Rev. Ateek said, “The Bible is not a seamless work, people who wrote it were living at different times, with different theologies. It is a spiritual enterprise, we have a conversation inside the text, it is multi-vocal.  Let us enter into the conversation; which are the true voices of God, which are the voices of tribalism, nationalism? No one comes to the text without their preconceptions. Our values are inclusivity; all God’s children are worthy of dignity and rights. That is going to affect how we read the text, we should be unabashed about that.” This way of reading the Bible struck me as very sympathetic with the central tenets of Quaker faith.

Jerusalem

This conversation opened my eyes to how deeply the stories we know and the way we understand them affects how we live.

The truth is that both of these voices, the voice of human cruelty masquerading as God and the voice of empathy, are in each of us. Faithful living is a struggle to listen to the voice of “the true God,” the voice of compassion and love.
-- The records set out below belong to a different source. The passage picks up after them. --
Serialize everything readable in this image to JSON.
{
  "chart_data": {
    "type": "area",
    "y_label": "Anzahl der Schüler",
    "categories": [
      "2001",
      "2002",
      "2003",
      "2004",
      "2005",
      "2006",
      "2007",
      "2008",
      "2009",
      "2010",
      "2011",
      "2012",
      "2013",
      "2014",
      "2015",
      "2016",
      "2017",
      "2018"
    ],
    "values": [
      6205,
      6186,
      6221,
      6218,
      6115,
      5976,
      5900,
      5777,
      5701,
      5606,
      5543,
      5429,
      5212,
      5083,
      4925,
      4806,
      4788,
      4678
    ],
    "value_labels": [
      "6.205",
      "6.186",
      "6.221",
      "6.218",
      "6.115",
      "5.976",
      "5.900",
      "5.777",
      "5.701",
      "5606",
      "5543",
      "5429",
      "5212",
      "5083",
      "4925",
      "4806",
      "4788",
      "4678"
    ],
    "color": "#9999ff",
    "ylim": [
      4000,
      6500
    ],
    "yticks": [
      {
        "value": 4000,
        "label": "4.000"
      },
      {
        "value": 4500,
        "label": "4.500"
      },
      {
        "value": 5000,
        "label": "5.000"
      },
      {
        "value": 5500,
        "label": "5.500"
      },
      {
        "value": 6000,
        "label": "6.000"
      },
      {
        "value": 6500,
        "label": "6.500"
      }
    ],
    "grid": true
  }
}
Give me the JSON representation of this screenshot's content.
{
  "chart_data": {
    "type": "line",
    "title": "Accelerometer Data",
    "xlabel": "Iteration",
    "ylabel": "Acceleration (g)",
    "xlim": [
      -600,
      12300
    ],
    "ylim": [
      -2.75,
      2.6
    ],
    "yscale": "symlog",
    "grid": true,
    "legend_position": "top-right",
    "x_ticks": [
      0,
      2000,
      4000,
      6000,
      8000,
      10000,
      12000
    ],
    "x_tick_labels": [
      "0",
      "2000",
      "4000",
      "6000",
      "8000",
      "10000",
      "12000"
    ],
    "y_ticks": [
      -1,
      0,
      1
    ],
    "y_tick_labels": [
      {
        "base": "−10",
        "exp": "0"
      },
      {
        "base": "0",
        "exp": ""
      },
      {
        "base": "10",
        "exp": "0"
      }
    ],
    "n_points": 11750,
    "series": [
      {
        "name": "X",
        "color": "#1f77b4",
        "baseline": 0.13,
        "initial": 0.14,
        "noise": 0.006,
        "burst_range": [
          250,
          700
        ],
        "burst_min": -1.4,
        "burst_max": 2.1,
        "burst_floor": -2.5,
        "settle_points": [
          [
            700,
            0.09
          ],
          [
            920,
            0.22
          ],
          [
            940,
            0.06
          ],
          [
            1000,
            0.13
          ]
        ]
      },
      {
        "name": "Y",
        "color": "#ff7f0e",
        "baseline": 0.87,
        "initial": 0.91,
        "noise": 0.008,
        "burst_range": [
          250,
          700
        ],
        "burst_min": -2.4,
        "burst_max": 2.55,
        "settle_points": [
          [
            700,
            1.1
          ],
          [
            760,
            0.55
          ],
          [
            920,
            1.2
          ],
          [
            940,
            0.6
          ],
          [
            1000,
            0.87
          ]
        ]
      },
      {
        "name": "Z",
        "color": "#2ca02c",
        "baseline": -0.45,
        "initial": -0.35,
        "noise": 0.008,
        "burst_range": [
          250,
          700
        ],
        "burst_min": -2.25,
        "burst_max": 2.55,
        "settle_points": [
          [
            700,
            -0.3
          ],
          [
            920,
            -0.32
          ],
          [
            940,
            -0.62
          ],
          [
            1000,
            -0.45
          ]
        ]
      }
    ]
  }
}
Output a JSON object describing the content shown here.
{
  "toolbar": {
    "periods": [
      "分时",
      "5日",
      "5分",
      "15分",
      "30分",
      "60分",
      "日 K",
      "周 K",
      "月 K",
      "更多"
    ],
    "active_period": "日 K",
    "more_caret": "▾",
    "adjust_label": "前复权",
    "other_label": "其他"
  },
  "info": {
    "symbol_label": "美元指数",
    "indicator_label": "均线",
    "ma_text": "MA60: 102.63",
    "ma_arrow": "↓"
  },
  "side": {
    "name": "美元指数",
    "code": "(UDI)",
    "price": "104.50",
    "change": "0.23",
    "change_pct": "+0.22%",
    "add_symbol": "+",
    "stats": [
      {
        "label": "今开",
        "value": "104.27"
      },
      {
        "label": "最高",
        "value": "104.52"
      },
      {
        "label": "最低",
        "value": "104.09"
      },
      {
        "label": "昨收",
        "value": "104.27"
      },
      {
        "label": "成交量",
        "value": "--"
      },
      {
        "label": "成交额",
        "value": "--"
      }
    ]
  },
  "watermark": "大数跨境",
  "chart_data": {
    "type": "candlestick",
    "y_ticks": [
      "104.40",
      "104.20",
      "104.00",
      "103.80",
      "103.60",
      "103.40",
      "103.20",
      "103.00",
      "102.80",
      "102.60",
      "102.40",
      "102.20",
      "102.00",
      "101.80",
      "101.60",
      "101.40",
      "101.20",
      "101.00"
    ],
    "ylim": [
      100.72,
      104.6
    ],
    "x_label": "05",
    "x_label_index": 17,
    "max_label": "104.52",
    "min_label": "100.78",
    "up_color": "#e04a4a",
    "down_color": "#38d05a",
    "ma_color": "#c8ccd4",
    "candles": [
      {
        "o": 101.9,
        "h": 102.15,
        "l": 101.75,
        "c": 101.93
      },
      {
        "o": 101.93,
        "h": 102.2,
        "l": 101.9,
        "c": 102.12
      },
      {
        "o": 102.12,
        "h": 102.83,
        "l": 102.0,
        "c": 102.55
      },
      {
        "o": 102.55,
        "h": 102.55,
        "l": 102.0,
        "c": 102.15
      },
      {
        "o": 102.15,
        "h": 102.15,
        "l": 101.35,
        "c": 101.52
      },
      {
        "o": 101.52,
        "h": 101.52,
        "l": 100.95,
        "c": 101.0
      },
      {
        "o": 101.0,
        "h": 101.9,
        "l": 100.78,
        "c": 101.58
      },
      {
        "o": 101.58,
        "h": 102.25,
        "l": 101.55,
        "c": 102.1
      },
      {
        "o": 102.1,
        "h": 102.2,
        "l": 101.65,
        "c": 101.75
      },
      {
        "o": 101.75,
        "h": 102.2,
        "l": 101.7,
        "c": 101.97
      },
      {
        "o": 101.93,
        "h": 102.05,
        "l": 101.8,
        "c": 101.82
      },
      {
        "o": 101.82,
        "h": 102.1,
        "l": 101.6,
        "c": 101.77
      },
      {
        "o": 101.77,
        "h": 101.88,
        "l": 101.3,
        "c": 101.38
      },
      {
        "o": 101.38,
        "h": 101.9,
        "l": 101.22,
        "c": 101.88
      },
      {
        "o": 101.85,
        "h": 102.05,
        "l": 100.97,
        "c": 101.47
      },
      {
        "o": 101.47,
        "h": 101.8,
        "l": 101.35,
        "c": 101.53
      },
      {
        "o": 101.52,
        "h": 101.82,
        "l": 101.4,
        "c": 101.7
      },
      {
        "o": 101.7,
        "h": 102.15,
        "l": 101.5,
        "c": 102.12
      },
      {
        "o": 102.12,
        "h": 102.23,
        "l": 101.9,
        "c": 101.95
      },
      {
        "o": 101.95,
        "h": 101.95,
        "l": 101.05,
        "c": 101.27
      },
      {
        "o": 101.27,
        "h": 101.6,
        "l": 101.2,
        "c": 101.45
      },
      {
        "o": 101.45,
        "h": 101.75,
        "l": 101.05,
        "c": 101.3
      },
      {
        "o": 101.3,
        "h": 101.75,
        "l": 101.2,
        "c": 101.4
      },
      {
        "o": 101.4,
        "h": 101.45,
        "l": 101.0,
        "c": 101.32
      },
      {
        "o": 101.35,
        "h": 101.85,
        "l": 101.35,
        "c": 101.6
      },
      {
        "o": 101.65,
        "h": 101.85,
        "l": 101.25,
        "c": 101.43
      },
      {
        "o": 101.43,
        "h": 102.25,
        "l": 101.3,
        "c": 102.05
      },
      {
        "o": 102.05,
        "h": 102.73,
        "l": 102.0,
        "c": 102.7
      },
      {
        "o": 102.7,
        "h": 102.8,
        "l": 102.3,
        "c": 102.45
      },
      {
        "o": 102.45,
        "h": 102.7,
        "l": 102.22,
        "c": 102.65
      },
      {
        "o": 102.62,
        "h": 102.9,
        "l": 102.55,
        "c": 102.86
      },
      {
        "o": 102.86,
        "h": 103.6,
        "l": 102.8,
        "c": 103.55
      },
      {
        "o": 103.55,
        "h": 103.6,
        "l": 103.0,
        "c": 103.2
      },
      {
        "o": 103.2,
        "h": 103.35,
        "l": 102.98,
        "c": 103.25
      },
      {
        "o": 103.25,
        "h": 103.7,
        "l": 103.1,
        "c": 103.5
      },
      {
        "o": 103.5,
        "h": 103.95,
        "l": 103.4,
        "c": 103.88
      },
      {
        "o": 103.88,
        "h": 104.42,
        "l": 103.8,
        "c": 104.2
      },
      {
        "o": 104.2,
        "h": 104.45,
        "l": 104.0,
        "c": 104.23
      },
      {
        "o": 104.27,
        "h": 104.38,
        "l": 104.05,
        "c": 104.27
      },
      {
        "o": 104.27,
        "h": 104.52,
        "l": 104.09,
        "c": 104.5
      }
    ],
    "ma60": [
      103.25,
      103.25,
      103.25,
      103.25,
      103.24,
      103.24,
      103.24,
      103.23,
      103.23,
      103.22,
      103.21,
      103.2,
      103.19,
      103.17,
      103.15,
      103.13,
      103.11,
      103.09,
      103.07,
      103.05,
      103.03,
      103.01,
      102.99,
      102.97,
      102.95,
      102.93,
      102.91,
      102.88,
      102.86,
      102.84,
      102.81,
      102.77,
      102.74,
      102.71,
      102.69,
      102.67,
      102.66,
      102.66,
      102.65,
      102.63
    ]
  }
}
These stories reside underneath how we live, and they shape how we see. Rev. Ateek and Rabbi Rosen’s conversation was all about rereading the Bible seeking the voice of love, of inclusiveness, of welcome and, thereby, learning to hear that voice in our own hearts.

Rev. Ateek and Rabbi Rosen were modeling engaging in the kind of dialogue that can bring us closer to hearing that voice, a voice of truth that calls us to understand that we are one.

The mindset or belief that only certain people are worthy of compassion and empathy underlies so much oppression in the world. 

Rev. Ateek concluded by saying, “Jerusalem belongs to all of us. Jerusalem is the city of God, not only of one people. This lends itself to peacemaking. I reject exclusive theology of God or the land. I’m here to testify to the power of the world of God.”

I heard Rabbi Brant and Rev. Ateek conclude that it is possible that, in uncovering this voice of compassion, Scripture can be redeemed—a living voice that requires discernment to hear and heed.